Spryker: rethinking e-commerce architecture with Project A
December 1, 2014 Leave a comment
On my quest to find the right technology for my rethought e-commerce architecture I am always happy to see more radical approaches. And this is why I was very excited to hear that Project A is releasing its e-commerce framework Yves & Zed for merchants with very high demands in flexibility and especially pace for driving their business models.
I have already mentioned Yves & Zed in my main architecture post and why I like their architecture approach. By that time this technology was only available for ventures incubated by Project A. This will change very soon.

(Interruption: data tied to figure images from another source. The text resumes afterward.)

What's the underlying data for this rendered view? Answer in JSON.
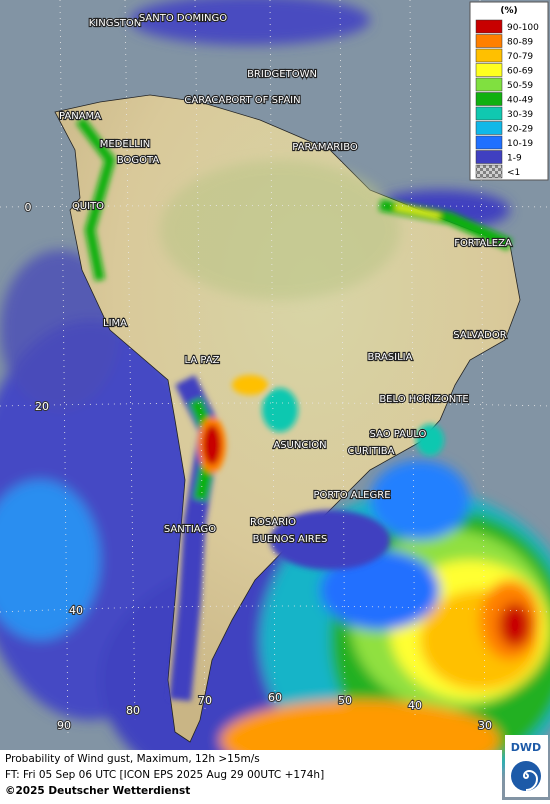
{
  "legend": {
    "title": "(%)",
    "entries": [
      {
        "label": "90-100",
        "color": "#c80000"
      },
      {
        "label": "80-89",
        "color": "#ff7f00"
      },
      {
        "label": "70-79",
        "color": "#ffc000"
      },
      {
        "label": "60-69",
        "color": "#ffff20"
      },
      {
        "label": "50-59",
        "color": "#80e040"
      },
      {
        "label": "40-49",
        "color": "#10b010"
      },
      {
        "label": "30-39",
        "color": "#10c8b0"
      },
      {
        "label": "20-29",
        "color": "#10b8e8"
      },
      {
        "label": "10-19",
        "color": "#2070ff"
      },
      {
        "label": "1-9",
        "color": "#4040c0"
      },
      {
        "label": "<1",
        "color": "#a0a0a0"
      }
    ]
  },
  "cities": [
    "KINGSTON",
    "SANTO DOMINGO",
    "BRIDGETOWN",
    "CARACAS",
    "PORT OF SPAIN",
    "PANAMA",
    "MEDELLIN",
    "BOGOTA",
    "PARAMARIBO",
    "QUITO",
    "FORTALEZA",
    "LIMA",
    "SALVADOR",
    "LA PAZ",
    "BRASILIA",
    "BELO HORIZONTE",
    "SAO PAULO",
    "ASUNCION",
    "CURITIBA",
    "PORTO ALEGRE",
    "ROSARIO",
    "SANTIAGO",
    "BUENOS AIRES"
  ],
  "latitude_labels": [
    "0",
    "20",
    "40"
  ],
  "longitude_labels": [
    "90",
    "80",
    "70",
    "60",
    "50",
    "40",
    "30"
  ],
  "footer": {
    "line1": "Probability of Wind gust, Maximum, 12h >15m/s",
    "line2": "FT: Fri 05 Sep 06 UTC [ICON EPS 2025 Aug 29 00UTC +174h]",
    "copyright": "©2025 Deutscher Wetterdienst",
    "logo": "DWD"
  }
}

Spryker is an e-commerce framework, which enables launching and scaling individual e-commerce businesses at a very fast pace. And here is what happened before I’ve actually started to believe this:
To get some brief insights about this project I had a call with Alexander Graf (@supergraf), who is driving the company behind Spryker: Spryker Systems. A couple of weeks after that I sat together with Fabian Wesner (@FabianWesner), CTO of Project A Ventures and the technical brain of Spryker. He provided me with deeper insights into the core of Spryker: the software architecture, the components, source code and the reasoning behind important technology decisions.
The following characteristics of Spryker distinguish it from currently available solutions on the market:
1. Developer friendly core technology instead of endless and mostly useless features
A very important fact to get straight right at the start: Spryker is not supposed to be a plug and play e-commerce software with a lot of ready to use.
Its main purpose is to be a powerful tool and proven base for development teams with the task to build a solution for very ambitious merchants or brands. These merchants and brands have already years of experience in digital commerce and have very well defined expectations and requirements. Usually they are currently stuck on their current technology stack, which consists of heavily customized software products.
Spryker is addressing this exactly by not shipping with a long list of features. Instead it provides a framework and a core architecture with separated components to guide the development team and make it very efficient.
2. Deeply integrated own data warehouse as the single point of truth for business decisions
Most of the products on the market are not covering this essential component at all. This leaves the clients stumbling in the dark when it comes to analysing the efficiency of marketing campaigns and spending their budget with more success in the future. And this is only one example.
Spryker has a data warehouse at its heart and it is the single point of truth for all decisions, because it pulls in web analytics data, order processing data (returns, payment defaults, etc.) and offers an easy way for developers to create reliable reports.
3. No page caching for predictable application behaviour instead of cache layers of maintenance hell
The front end of Spryker is build to serve requests very fast by accessing the needed data from fast key-value-storage systems and search engines like ElasticSearch. There are no requests to relational databases or web services. Only when customer data is requested (e.g. at the login) or an order is placed the backend systems are called via an API.
This allow Spryker to scale without whole page or page fragment caching which becomes quickly inefficient when you begin to service customers individually and can be also very painful to maintain.
4. Different and separated application components for the right job instead of all-in-one monsters
Stryker consists of the main software components front end, backend and data warehouse. They are separated and built on different technology to master their designated tasks better than an all-in-one solution.
The front end handles presentation, is easy to extend, has no own data storage and allows very fast release cycles. The backend covers order processing, stores operational data and provides web services for the front end. The data warehouse collects all data about customer engagement, operations and finance and offers reports.
All these components are built on PHP if you exclude software like ElasticSearch or Saiku. This enables the team to work on the complete backbone of the solution for the client.
Summary
Considering the facts above I will definitely keep an eye on the further development of Spryker. After what I have learned about it I’m convinced that development teams can indeed work fast and efficient with Spryker. And without all the overhead merchants do not get stuck in a slow and expensive development process.